DESA Comes Back From China

Well, the swing back to American manufacturing continues.  DESA Heating, a Kentucky based manufacturer of heaters has signed a two year contract with the Sheet Metal Workers International Association to move jobs back to Kentucky in order to cut costs.

Across the country, manufacturing companies are starting to look at costs differently.  Low cost regions are not always the best answer.  When you have to ship raw materials halfway across the globe and tie up your money for  six to eight weeks or more, those costs begin to add up.  During the height of the rise In gas prices, it was not unusual to see fuel surcharges that added more than 20% to the cost of shipping.  When this cost is not factored in, it can wreak havoc with your bottom line.

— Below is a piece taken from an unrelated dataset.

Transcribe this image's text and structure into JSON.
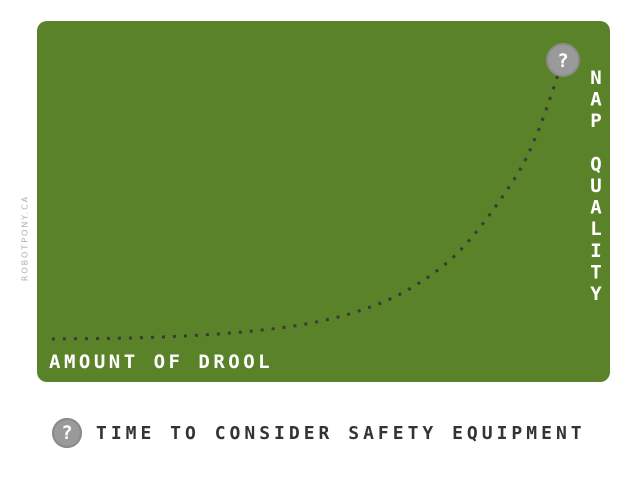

In  recent posts, I have been talking repeatedly about Toyota, and what I deem the new American manufacturing model.  This model balances low cost regions with other alternatives.  In the new global economy, there will always be a need for low cost labor regions for manually intensive production, but one size does not necessarily fit all.  Manufacturers need to look at all aspects of their supply chain  and devise the supply chain scenario that is most cost effective for them.  China is great for some products, Mexico for others and the United States for yet more alternatives.  

Look at your total cost of acquisition, including logistics, cost of capital and warehouse space to hold larger orders.    You may find that in the words of Dorothy, “There’s no place like home.”  At least for some of your products.  It is a lesson my customers understand, and yours should too.